Why Haven’t I Made This Joke Before?
I’m always complaining about writing yet another post on Ancora, but what’s funny about its name is that it means “again” in Italian. Dovrei dire, “Ancora parlo di Ancora? E ridicolo.”
Of course, it’s not funny at all for people who are trapped there. The most recent news comes in a report on the psych hospital’s operations in 2008, and of course, it’s nothing we didn’t know already. It’s just depressing. From the Courier-Post Online:
Ancora Psychiatric Hospital remained a dangerous place in 2008, with patients there subject to “serious, frequent and recurrent harm,” according to details of a U.S. Department of Justice investigation released on Monday.
A letter to Gov. Jon S. Corzine from acting Assistant Attorney General Loretta King was sharply critical of practices at Ancora, the Winslow Township hospital that is the state’s largest psychiatric facility.
Staff at Ancora frequently used excessive restraint to control patients, failed to appropriately monitor patients who were engaged in aggressive or self-destructive behavior, and did not provide adequate mental health treatment for those hospitalized there, the letter states.
Click here for more. But not while you’re eating.
liz | 2:37 PM | hospitals / hospitalization




Corzime and Christie should tell the voting population here in the Garden State what they propose to do about Ancora, Greystone, Trenton, etc. At least with Codey, you knew where he was on this issue.
Of course, the Department of Justice’s report on Ancora is totally wrong given that New Jersey has always had the correct “words” in place:
1. New Jersey Statutes Annotated 30:4-27.1(c) includes, “It is the policy of this State that persons in the public mental health system receive inpatient treatment and rehabilitation services in accordance with the highest professional standards and which will enable those hospitalized persons to return to their community as soon as it is clinically appropriate.”
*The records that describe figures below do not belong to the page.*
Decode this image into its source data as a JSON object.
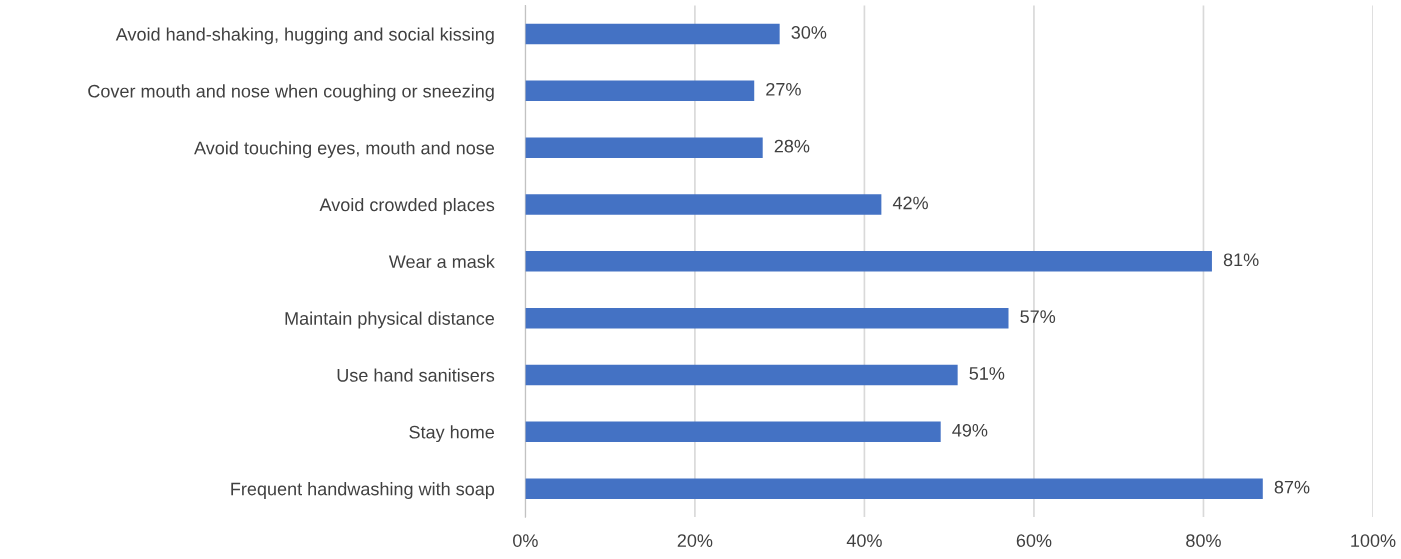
{
  "chart_data": {
    "type": "bar",
    "orientation": "horizontal",
    "categories": [
      "Avoid hand-shaking, hugging and social kissing",
      "Cover mouth and nose when coughing or sneezing",
      "Avoid touching eyes, mouth and nose",
      "Avoid crowded places",
      "Wear a mask",
      "Maintain physical distance",
      "Use hand sanitisers",
      "Stay home",
      "Frequent handwashing with soap"
    ],
    "values": [
      30,
      27,
      28,
      42,
      81,
      57,
      51,
      49,
      87
    ],
    "value_labels": [
      "30%",
      "27%",
      "28%",
      "42%",
      "81%",
      "57%",
      "51%",
      "49%",
      "87%"
    ],
    "color": "#4472c4",
    "xlim": [
      0,
      100
    ],
    "xticks": [
      {
        "value": 0,
        "label": "0%"
      },
      {
        "value": 20,
        "label": "20%"
      },
      {
        "value": 40,
        "label": "40%"
      },
      {
        "value": 60,
        "label": "60%"
      },
      {
        "value": 80,
        "label": "80%"
      },
      {
        "value": 100,
        "label": "100%"
      }
    ],
    "grid": "x"
  }
}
2. New Jersey’s Governor established a mental health task force in 2004 which issued its final report in March 2005, New Jersey’s Long and Winding Road To Treatment, Wellness and Recovery
3. New Jersey’s Division of Mental Health “ensured” in its February 2006 Wellness & Recovery Transformation Statement that “…it is the Division’s policy to ensure that consumers and families receive a system of recovery-oriented services and resources that promote wellness, an improved quality of life and true community inclusion.”
4. The New Jersey Division of Mental Health subsequently issued with considerable fanfare its Home to Recovery CEPP [Continued Extension Pending Placement] Plan to deal with the nearly 1,000 patients who could not be discharged from state psychiatric hospitals for want of supports and services in the community.
It is therefore impossible for the Department of Justice to assert in its report, “From our review of Ancora discharge records, we saw no indication that Ancora has established these committees, referred any of its difficult cases to these committees, and implemented any other aspect of the CEPP Plan, or implemented wellness and recovery-oriented programming.”
Tragically words too often stray far from reality. We can only hope but should not expect that the DOJ’s report will foster long overdue improvements at Ancora. The only thing we can be sure of is that New Jersey will represent the necessary changes in word as it has done in the past.